Billingsfors, Sweden
“It can only get better.” What a nifty and inspirational comment Kella wrote a couple of days ago in regard to my post about how my bank didn’t give me back my company credit card before I left Seattle, and how I also flew to Norway with the wrong ATM card, and how Cingular had tried to screw me over. It was a lovely and inspiring thought, Kella. Really, it was.
But as I crossed the border to visit my Norwegian host family at their new vacation house in rural Sweden, my mobile phone conked out. It will not pick up a signal, and I can’t guide my tours without one.
So I found a phone store and picked out a sporty-looking new Nokia. It cost about 300 US dollars. I had no choice but to shell out the cash. I was lucky I still had my personal credit card. It would be my only source of funds until replacements for the other cards arrive in Stockholm later this week.
I gave my card to the cashier. She returned a moment later with an apologetic smile. “I’m sorry,” she said. “Your card’s been declined.”
Excellent.
This made no sense. I paid off my balance just before getting on the airplane. I was now completely without funds, and without a phone, with a tour group to meet in five days.
Visa, it turned out, put a security hold on my credit card, because they thought it was suspicious to have had a string of charges in three different countries in three days.
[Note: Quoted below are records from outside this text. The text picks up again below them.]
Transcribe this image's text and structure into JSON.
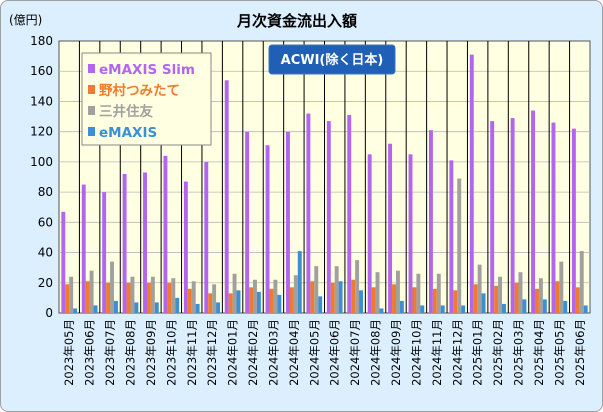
{
  "chart_data": {
    "type": "bar",
    "title": "月次資金流出入額",
    "unit_label": "(億円)",
    "annotation": "ACWI(除く日本)",
    "ylim": [
      0,
      180
    ],
    "yticks": [
      0,
      20,
      40,
      60,
      80,
      100,
      120,
      140,
      160,
      180
    ],
    "grid": true,
    "legend_position": "top-left",
    "categories": [
      "2023年05月",
      "2023年06月",
      "2023年07月",
      "2023年08月",
      "2023年09月",
      "2023年10月",
      "2023年11月",
      "2023年12月",
      "2024年01月",
      "2024年02月",
      "2024年03月",
      "2024年04月",
      "2024年05月",
      "2024年06月",
      "2024年07月",
      "2024年08月",
      "2024年09月",
      "2024年10月",
      "2024年11月",
      "2024年12月",
      "2025年01月",
      "2025年02月",
      "2025年03月",
      "2025年04月",
      "2025年05月",
      "2025年06月"
    ],
    "series": [
      {
        "name": "eMAXIS Slim",
        "color": "#b266ee",
        "values": [
          67,
          85,
          80,
          92,
          93,
          104,
          87,
          100,
          154,
          120,
          111,
          120,
          132,
          127,
          131,
          105,
          112,
          105,
          121,
          101,
          171,
          127,
          129,
          134,
          126,
          122
        ]
      },
      {
        "name": "野村つみたて",
        "color": "#f07a2e",
        "values": [
          19,
          21,
          20,
          20,
          20,
          20,
          16,
          13,
          13,
          17,
          16,
          17,
          21,
          20,
          22,
          17,
          19,
          17,
          16,
          15,
          19,
          18,
          20,
          16,
          21,
          17
        ]
      },
      {
        "name": "三井住友",
        "color": "#a0a0a0",
        "values": [
          24,
          28,
          34,
          24,
          24,
          23,
          21,
          19,
          26,
          22,
          22,
          25,
          31,
          31,
          35,
          27,
          28,
          26,
          26,
          89,
          32,
          24,
          27,
          23,
          34,
          41
        ]
      },
      {
        "name": "eMAXIS",
        "color": "#3b8fd4",
        "values": [
          3,
          5,
          8,
          7,
          7,
          10,
          6,
          7,
          15,
          14,
          12,
          41,
          11,
          21,
          15,
          3,
          8,
          5,
          5,
          5,
          13,
          6,
          9,
          9,
          8,
          5
        ]
      }
    ]
  }
}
Never mind that I have been traveling to Scandinavia every summer for the past seven or eight years and using this same card in the same manner. They decided to put a hold on it until I confirmed I was still alive and the card hadn’t been stolen.
I explained to the nice Visa lady on the phone that yes, I am still alive, though with no access to money, starvation was seeming more and more imminent. She re-activated the card and told me how fun my job sounds.
One of my biggest travel philosophies for years has been, “When you travel, things will go wrong.” If you can’t be at peace with that, you should just stay home and rock back and forth in the fetal position. And my friend Bill defines humor this way: “Humor is what happens when something goes wrong.”
So yes. Things are going wrong, as they should be, giving me lots of fodder for future humor articles. I guess in that sense my trip is getting better.